Of course neither IT or EP are really close to my own background and methodology for analysing a question, but in order to satisfy Jubal that I am paying some attention to Science and not all my attention to Philosophy I mention them, and what I feel they do bring to the argument.

So what does phenomenology have to say about the situation?  Since here we are discussing psychology in a broad sense, without agreeing with the DSM-IV that these things are deviant in the sense of being a psychiatric issue, I will bring in the most phenomenological of the psychological schools, Daseinsanalysis.

 Daseinsanalysis prescribes a phenomenological approach of paying attention to the things themselves, and not immediately subsuming the concrete phenomena under a already available set of abstractions, such as specific development theories (Freud) or specific meaning theories (Jung).

The phenomenon of personal domination, in my history, is one where it was something I simply did.  It was only later that I realized how much I exerted control in my early relationships, without being overt or, really, honest about it, even with myself.  Partly due to my ex's being a dominatrix, but mostly due to mitda's need for submission and the immediate way I responded to it, I became open to the idea of being dominant in a thoughtful, proactive sense.  And this has continued since, as we've developed from playing at BDSM to entering a TPE triad, myself, mitda and emmie.  So the practice of domination is something I have definitely learned, but it seems to have been learned from a strong pre-existing tendency. 

This feeling I have seen talked about on the BDSM boards when the question comes up by dominants and submissives alike, who can trace their immediate responsiveness to BDSM situations, whether real or portrayed, as far back into their childhood as they can remember.  And while I am sure there are people into BDSM that can trace their interest back to specific events, such as childhood abuse or trauma, when asked on the boards it doesn't seem to have that strong a correlation for most of the participants.

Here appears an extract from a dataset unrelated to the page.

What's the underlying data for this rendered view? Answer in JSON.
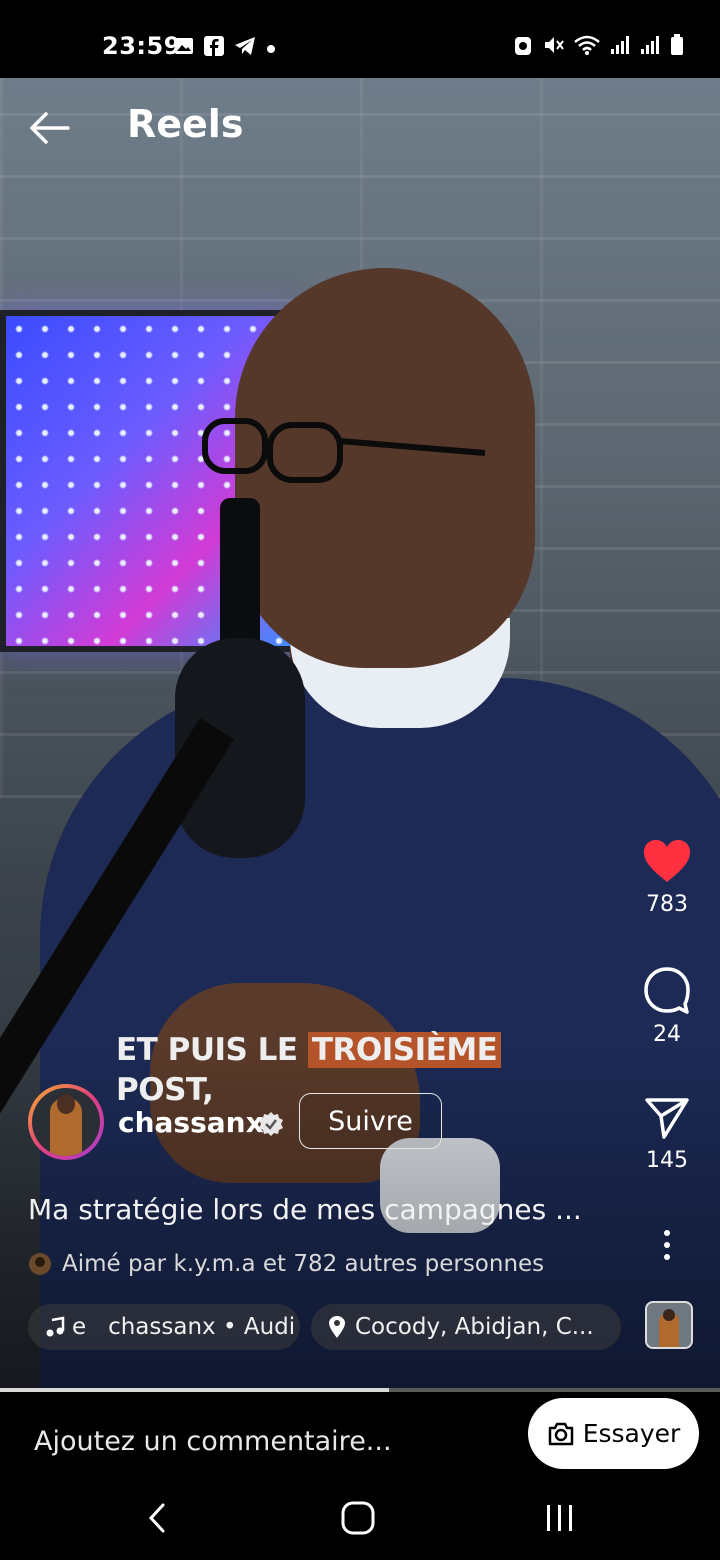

I am asking mitda and emmie to put in their opinions as to how they experience and first experienced the submissive traits they have developed.  How much came in the development and how much (if any) do you feel was a priori present?  My own feeling about M/s, at least, as a subset of BDSM, is that it is learned, but learned out of strong pre-existing traits.  That I happen to share my dominant traits with my mother (who I am similar to in many ways) shows a possibility of a genetic connection also, but since my parents raised me, it being developmentally acquired from her is not out of the question.